Lawrence Criscione, a Nuclear Energy Commission engineer, shared with 13 members of Congress a 19-page letter warning the agency chief in 2012 that a Fukushima-like meltdown could occur at a South Carolina nuclear power plant if an upstream dam burst. The U.S. attorney’s office in Springfield, Ill. rejected the agency inspector general’s request that Criscione be charged with a felony for releasing sensitive information.

 

Sandy Berger, Bill Clinton’s former national security adviser, pleaded guilty to a misdemeanor count and avoided jail time in 2005 for briefly removing classified documents from a reading room at the National Archives two years earlier. He did later surrender his license to practice law.

 

Marine Reserves Maj. Jason Brezler emailed to troops in Afghanistan a classified dossier about a corrupt former Afghan district police chief who had collaborated with the Taliban, warning that he was back in Helmand Province. His message never reached the troops, three of whom were shot dead in a gymnasium. A Marine board of inquiry has recommended Brezler’s discharge for exposing classified information.

 

Lewis “Scooter” Libby, an aide to former Vice President Dick Cheney, was convicted of obstruction of justice and perjury to conceal the leak to the news media of the classified identity of CIA employee Valerie Plame. President George W. Bush commuted his 30-month prison sentence.

 

John Kiriakou, a former CIA analyst, was the first government official to describe as torture the technique known as “waterboarding” used in interrogations of al-Qaida prisoners. Kiriakou identified the name of a CIA interrogator to a magazine reporter, who never published it. Kiriakou pleaded guilty in 2012 to passing classified information to avoid espionage charges and got 2 ½ years in prison. No interrogator has been prosecuted.

 

Gen. David Petraeus resigned as CIA director in 2012 amid an FBI investigation into disclosures that, while heading U.S. forces in Afghanistan, he improperly shared classified material with a North Carolina woman who was both his mistress and biographer.
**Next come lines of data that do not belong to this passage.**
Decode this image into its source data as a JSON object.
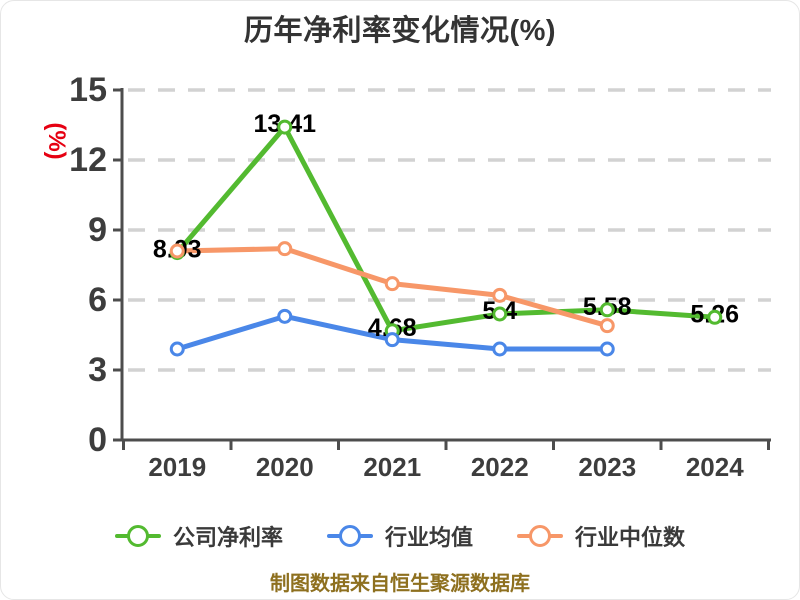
{
  "title": "历年净利率变化情况(%)",
  "y_axis_unit": "(%)",
  "footer_note": "制图数据来自恒生聚源数据库",
  "colors": {
    "title_text": "#333333",
    "axis": "#4d4d4d",
    "tick_label": "#3d3d3d",
    "gridline": "#d2d2d2",
    "y_unit_red": "#e60012",
    "value_label": "#000000",
    "legend_text": "#3a3a3a",
    "footer_gold": "#8e701f"
  },
  "chart_data": {
    "type": "line",
    "title": "历年净利率变化情况(%)",
    "categories": [
      "2019",
      "2020",
      "2021",
      "2022",
      "2023",
      "2024"
    ],
    "series": [
      {
        "name": "公司净利率",
        "color": "#53ba30",
        "values": [
          8.03,
          13.41,
          4.68,
          5.4,
          5.58,
          5.26
        ],
        "point_labels": [
          "8.03",
          "13.41",
          "4.68",
          "5.4",
          "5.58",
          "5.26"
        ]
      },
      {
        "name": "行业均值",
        "color": "#4a87e8",
        "values": [
          3.9,
          5.3,
          4.3,
          3.9,
          3.9,
          null
        ],
        "point_labels": null
      },
      {
        "name": "行业中位数",
        "color": "#f79768",
        "values": [
          8.1,
          8.2,
          6.7,
          6.2,
          4.9,
          null
        ],
        "point_labels": null
      }
    ],
    "ylim": [
      0,
      15
    ],
    "yticks": [
      0,
      3,
      6,
      9,
      12,
      15
    ],
    "ylabel": "(%)",
    "xlabel": "",
    "grid": "horizontal-dashed",
    "legend_position": "bottom",
    "marker_style": "circle-white-fill"
  },
  "legend": {
    "items": [
      {
        "label": "公司净利率",
        "color": "#53ba30"
      },
      {
        "label": "行业均值",
        "color": "#4a87e8"
      },
      {
        "label": "行业中位数",
        "color": "#f79768"
      }
    ]
  }
}
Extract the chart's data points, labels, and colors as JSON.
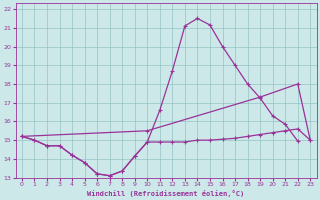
{
  "xlabel": "Windchill (Refroidissement éolien,°C)",
  "xlim": [
    -0.5,
    23.5
  ],
  "ylim": [
    13,
    22.3
  ],
  "yticks": [
    13,
    14,
    15,
    16,
    17,
    18,
    19,
    20,
    21,
    22
  ],
  "xticks": [
    0,
    1,
    2,
    3,
    4,
    5,
    6,
    7,
    8,
    9,
    10,
    11,
    12,
    13,
    14,
    15,
    16,
    17,
    18,
    19,
    20,
    21,
    22,
    23
  ],
  "bg_color": "#cce8e8",
  "line_color": "#993399",
  "line1_x": [
    0,
    1,
    2,
    3,
    4,
    5,
    6,
    7,
    8,
    9,
    10,
    11,
    12,
    13,
    14,
    15,
    16,
    17,
    18,
    19,
    20,
    21,
    22
  ],
  "line1_y": [
    15.2,
    15.0,
    14.7,
    14.7,
    14.2,
    13.8,
    13.2,
    13.1,
    13.35,
    14.15,
    14.9,
    16.6,
    18.7,
    21.1,
    21.5,
    21.15,
    20.0,
    19.0,
    18.0,
    17.25,
    16.3,
    15.85,
    14.95
  ],
  "line2_x": [
    0,
    1,
    2,
    3,
    4,
    5,
    6,
    7,
    8,
    9,
    10,
    11,
    12,
    13,
    14,
    15,
    16,
    17,
    18,
    19,
    20,
    21,
    22,
    23
  ],
  "line2_y": [
    15.2,
    15.0,
    14.7,
    14.7,
    14.2,
    13.8,
    13.2,
    13.1,
    13.35,
    14.15,
    14.9,
    14.9,
    14.9,
    14.9,
    15.0,
    15.0,
    15.05,
    15.1,
    15.2,
    15.3,
    15.4,
    15.5,
    15.6,
    15.0
  ],
  "line3_x": [
    0,
    10,
    19,
    22,
    23
  ],
  "line3_y": [
    15.2,
    15.5,
    17.3,
    18.0,
    15.0
  ]
}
Petraeus pleaded guilty to a misdemeanor charge and was spared a prison sentence..

 

Robert Maclean, a Federal Air Marshal, told a television news reporter in 2003 that the Transportation Security Administration was pulling sky marshals off long-haul flights requiring a hotel stay due to a budget crunch. Two days earlier, the marshals had been briefed on new al-Qaida suicide hijacking plots. MacLean was fired for passing sensitive information. He spent nine years fighting in court to win his job back, finally winning a Supreme Court ruling early this year. By then, he said, he was “officially indigent.”

 

CIA Director Leon Panetta was spared prosecution in 2011 after revealing classified information about the Navy SEAL raid that killed Osama bin Laden to a Hollywood screenwriter during a classified awards ceremony for the unit involved.